Ernesto Samper Mendoza: eis um nome que os indefetíveis de Carlos Gardel jamais esquecerão. Não lhe bastava ser proprietário da SACO (Servicio Aéreo Colombiano), a companhia que, no dia 24 de Junho de 1935, transportava o grande cantor de regresso à Argentina depois de uma digressão que o levara a Porto Rico e à Venezuela, mas também fez questão de ser ele a pilotar o aparelho.
Em Outubro de 2008, o jornalista de El Tiempo, Daniel Samper Pizano contou uma história que considerou marcante. Certa vez, em conversa com um daqueles seguidores fanáticos de Gardel, este perguntou-lhe em tom de acusação: «Samper? Sos pariente del piloto que mató a Gardel?» Daniel tentou explicar-se. Que nenhum piloto matara Gardel, que a culpa fora de uma rajada de vento que atirou o avião para fora da pista, que a força da natureza fora tão impossível de controlar que atirou o aeroplano contra outro que estava estacionado, que não fora apenasCarlos Gardel a morrer no acidente, e que outros também haviam fenecido, a começar pelo piloto Ernesto Samper Mendoza que, por acaso, era seu tio-avô.
Gardel tinha o cognome de Zorzal Criollo. Zorzal é a palavra castelhana para Tordo; criollo, como está bem de ver, é mestiço. Com ele morreram, nesse dia, o letrista Alfredo Le Pera, os guitarristas Guillermo Desiderio Barbieri e Ángel Domingo Riverol, vários promotores e outros membros do grupo. Três dias mais tarde, foi a vez de José María Aguilar Porrás, também guitarrista, não resistir aos ferimentos sofridos. Ou seja, a morte de Gardel foi uma morte coletiva. Profundamente envolta em boatos, segredos e mistérios. Muitos perduraram até hoje.
Aos 44 anos, Charles Romuald Gardès, que adotou o nome artístico de Carlos Gardel, era famoso em todo o mundo pela sua voz de barítono e pelo dramatismo que punha na forma de interpretar o tango. A Colômbia fazia parte de um grupo de países sul-americanos onde acabara de atuar com o seu grupo de artistas. Estava no cume da fama. Dava-se ao luxo de ser acompanhado para toda a parte por um professor privado de inglês, José Plaja, e por um massagista, Alfonso Azaff. Este último foi acrescentar a lista dos mortos.
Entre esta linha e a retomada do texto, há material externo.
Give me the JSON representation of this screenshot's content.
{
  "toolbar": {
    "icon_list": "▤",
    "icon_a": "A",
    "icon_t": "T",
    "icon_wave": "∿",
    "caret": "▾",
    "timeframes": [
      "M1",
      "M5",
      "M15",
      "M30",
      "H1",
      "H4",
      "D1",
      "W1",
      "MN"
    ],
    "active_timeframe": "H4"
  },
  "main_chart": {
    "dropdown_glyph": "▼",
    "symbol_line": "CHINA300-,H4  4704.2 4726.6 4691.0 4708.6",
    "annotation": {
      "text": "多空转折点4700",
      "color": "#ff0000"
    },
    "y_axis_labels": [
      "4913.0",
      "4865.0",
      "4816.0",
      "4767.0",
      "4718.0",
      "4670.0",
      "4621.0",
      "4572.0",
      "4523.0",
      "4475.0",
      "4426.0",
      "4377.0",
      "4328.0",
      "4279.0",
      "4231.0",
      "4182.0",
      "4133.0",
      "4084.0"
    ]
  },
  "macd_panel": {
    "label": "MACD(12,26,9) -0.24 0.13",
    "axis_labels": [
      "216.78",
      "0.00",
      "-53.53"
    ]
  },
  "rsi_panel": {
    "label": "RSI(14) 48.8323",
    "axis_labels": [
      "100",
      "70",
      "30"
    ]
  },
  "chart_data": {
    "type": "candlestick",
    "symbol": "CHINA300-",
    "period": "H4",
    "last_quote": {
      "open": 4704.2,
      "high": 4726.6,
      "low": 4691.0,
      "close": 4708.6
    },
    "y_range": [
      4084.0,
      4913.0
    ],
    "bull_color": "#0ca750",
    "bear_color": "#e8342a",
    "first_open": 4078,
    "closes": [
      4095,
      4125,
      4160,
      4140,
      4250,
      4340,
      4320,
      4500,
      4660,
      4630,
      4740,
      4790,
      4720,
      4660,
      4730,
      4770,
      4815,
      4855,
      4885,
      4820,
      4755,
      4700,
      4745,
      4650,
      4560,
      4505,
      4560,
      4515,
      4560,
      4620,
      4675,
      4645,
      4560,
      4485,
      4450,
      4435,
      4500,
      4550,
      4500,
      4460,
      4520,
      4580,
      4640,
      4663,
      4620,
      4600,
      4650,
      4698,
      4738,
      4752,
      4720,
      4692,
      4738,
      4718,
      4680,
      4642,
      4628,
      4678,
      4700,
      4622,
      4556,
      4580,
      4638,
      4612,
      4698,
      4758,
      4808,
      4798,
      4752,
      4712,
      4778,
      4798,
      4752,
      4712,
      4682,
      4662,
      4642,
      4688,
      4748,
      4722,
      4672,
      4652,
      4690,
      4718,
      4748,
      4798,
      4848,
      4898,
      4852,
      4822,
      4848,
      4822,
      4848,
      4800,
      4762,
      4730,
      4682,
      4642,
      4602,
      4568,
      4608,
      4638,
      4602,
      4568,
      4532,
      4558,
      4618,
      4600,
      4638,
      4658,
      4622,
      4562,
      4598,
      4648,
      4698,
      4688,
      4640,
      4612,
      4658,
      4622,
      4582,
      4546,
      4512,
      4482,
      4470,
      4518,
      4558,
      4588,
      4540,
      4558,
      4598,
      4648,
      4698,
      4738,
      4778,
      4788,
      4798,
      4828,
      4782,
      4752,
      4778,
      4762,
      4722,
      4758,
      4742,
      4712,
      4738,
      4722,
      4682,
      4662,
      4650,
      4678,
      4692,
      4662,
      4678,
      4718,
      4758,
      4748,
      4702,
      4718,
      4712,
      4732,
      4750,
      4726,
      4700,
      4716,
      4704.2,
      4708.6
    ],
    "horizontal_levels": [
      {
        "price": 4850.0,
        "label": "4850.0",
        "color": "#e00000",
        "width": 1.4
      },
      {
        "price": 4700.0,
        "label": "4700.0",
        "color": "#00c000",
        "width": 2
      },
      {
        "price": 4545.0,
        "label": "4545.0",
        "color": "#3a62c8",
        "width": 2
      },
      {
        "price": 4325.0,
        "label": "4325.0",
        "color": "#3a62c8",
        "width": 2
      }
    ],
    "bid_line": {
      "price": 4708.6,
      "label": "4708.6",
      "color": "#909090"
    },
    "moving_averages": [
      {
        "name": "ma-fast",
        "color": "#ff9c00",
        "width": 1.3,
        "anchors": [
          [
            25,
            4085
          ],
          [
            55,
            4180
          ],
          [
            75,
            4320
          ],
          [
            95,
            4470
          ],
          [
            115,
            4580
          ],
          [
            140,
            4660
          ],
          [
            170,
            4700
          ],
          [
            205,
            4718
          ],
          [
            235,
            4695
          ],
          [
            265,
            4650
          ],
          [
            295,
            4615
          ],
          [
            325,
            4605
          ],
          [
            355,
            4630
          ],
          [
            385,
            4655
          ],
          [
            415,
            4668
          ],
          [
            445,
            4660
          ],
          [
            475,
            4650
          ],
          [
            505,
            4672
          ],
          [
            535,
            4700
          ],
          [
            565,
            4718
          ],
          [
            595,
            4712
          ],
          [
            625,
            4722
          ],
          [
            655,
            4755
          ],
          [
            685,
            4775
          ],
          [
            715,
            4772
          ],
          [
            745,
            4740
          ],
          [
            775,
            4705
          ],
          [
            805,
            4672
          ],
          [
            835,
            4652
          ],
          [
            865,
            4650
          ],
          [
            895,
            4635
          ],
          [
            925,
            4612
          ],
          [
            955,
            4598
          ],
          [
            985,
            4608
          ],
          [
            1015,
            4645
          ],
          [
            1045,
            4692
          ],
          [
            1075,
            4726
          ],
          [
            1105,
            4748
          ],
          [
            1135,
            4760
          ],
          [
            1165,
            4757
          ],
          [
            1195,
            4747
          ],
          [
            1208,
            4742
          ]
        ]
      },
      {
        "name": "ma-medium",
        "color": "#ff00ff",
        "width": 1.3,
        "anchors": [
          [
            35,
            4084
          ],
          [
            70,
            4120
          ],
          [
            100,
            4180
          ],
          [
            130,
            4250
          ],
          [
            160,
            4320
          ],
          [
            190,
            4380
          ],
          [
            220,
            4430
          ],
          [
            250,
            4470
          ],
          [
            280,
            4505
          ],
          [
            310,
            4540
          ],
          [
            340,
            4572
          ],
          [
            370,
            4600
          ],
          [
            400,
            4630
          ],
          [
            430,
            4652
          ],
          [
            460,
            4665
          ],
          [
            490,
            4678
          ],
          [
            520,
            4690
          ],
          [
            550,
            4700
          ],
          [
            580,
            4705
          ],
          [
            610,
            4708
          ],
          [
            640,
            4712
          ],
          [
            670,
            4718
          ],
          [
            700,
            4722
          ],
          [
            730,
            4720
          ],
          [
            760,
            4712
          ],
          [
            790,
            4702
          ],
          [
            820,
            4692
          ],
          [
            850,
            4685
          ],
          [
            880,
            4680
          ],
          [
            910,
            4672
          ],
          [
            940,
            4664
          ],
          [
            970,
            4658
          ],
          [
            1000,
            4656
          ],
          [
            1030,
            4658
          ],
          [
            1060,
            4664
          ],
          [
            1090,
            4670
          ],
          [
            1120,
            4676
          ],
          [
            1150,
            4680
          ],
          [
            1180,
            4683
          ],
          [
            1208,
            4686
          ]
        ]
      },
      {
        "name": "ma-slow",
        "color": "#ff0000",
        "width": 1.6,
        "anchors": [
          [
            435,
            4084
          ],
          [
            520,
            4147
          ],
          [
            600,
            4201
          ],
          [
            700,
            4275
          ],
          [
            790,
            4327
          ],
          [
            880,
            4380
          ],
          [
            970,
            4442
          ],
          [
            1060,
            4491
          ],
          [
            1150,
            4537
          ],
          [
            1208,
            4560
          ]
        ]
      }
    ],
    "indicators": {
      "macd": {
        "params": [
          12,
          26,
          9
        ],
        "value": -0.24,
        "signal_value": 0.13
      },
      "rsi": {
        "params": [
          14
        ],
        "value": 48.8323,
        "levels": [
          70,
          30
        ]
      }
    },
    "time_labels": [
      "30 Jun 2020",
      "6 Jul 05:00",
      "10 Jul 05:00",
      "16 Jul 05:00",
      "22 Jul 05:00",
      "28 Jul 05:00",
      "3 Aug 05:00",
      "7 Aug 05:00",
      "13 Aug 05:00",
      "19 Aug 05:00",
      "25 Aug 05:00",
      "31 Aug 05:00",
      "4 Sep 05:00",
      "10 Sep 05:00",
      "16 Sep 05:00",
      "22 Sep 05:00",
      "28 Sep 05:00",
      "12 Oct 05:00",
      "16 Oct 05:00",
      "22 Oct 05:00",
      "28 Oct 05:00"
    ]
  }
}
A digressão fora um sucesso tão grande que o próprio Gardel ficou espantado pela forma como foi recebido. Sobretudo em Barranquilla e Cartagena das Índias. De Medellín nem vale a pena falar: parecia ser filho da terra. Cinco dias e quatro noites de tango paralisaram a cidade que, dizem, depois de Buenos Aires, é a mais tanguera do universo. Foi alvo de homenagens extraordinárias. Samper, o jornalista e sobrinho-neto, escreveu: « Allí lo escucharon con la devoción que solo despierta el Hijo de Dios. O el mismísimo Dios, si vamos a ser sinceros».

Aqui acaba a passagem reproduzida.